Of course what is asserted to be a foreign presence is their very own “subconscious” self.

The older I get and the longer I wander around these streets, the more I believe this to be nonsense. We do what we do because we chose to do it.

If you don’t have all the things in life that you “want,” it’s because you don’t actually want those things but can’t bear to admit that to yourself.

You have exactly what you want. You have conducted the cost-benefit analysis; you conduct it every day, and at every moment, in every thing. You do the things you do because you chose to do them. The other things that you don’t do are the things you didn’t choose to do.

The question isn’t why you don’t do what you want to do.

It’s why you don’t want what some part of you would like to be able to say that you want.

— § —

That calculation is the easy part.

The hard part is figuring out what it is that you actually want, so that you can enter into talks with yourself about when to issue the press release and come clean—“Here is what I want, and have wanted all along, and I’m going to continue to pursue it with aplomb.”

So that you can do what you are doing anyway even more, and even more properly.

— § —

Why did you take yourself out of your natural context?

Why did you pause in this town, at this hotel where you claim to be only temporarily marooned?
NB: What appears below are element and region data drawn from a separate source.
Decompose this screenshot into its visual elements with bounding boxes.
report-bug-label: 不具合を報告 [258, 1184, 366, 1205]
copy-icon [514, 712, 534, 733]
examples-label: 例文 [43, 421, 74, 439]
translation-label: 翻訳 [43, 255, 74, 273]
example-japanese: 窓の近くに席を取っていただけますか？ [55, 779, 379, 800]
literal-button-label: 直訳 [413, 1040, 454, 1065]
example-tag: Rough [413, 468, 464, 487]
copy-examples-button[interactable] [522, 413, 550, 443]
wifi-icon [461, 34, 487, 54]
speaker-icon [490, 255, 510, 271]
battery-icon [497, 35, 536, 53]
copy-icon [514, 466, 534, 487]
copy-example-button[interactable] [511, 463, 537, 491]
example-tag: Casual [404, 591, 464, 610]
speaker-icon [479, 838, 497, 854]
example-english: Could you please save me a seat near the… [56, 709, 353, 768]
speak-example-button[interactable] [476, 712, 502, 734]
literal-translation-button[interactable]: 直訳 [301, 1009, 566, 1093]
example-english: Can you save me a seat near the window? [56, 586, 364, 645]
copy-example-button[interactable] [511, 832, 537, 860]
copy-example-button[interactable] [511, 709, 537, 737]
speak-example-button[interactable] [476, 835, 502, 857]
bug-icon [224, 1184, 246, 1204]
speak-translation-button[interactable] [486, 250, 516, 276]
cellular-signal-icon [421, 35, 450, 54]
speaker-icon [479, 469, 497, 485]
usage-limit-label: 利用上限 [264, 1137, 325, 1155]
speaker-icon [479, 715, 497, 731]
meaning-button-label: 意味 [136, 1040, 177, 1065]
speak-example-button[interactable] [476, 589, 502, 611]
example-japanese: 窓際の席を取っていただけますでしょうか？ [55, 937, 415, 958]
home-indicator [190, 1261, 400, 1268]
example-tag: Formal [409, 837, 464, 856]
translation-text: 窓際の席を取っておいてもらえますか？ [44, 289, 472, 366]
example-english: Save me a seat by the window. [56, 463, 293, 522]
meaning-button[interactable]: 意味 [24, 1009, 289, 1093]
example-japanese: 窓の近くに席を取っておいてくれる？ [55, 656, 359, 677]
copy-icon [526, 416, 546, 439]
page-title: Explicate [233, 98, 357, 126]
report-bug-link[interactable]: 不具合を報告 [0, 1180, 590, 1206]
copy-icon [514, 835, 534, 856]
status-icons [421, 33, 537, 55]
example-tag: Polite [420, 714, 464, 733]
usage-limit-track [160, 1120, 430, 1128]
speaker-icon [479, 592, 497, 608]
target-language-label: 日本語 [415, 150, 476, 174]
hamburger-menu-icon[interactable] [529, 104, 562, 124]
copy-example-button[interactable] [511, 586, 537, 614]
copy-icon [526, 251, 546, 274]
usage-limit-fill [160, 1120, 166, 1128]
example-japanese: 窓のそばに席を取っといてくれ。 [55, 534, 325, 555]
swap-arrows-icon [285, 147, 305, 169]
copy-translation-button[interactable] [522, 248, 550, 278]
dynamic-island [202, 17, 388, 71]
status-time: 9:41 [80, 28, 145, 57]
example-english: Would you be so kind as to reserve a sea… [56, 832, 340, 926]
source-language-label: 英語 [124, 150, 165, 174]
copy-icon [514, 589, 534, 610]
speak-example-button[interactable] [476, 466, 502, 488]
What is it that you’re actually doing here?

How can you make the context your own?

How can you go home, finally, just where you are, and begin to put down roots in your life, in your own ongoing work of dwelling?

— § —

If there’s one thing I wish I wanted to do, it’s to put down those roots.

To embrace where I am and see the richness in it properly; to identify with myself and as myself and see myself through clear eyes, instead of through the haze of the traveler’s heady bewilderment.

Because twenty years is too long to be traveling, to be a stranger in a strange land—particularly when you’ve been there so long that everyone recognizes you already and has done for ages.

Everyone, that is, but yourself—for and to whom you remain a stranger.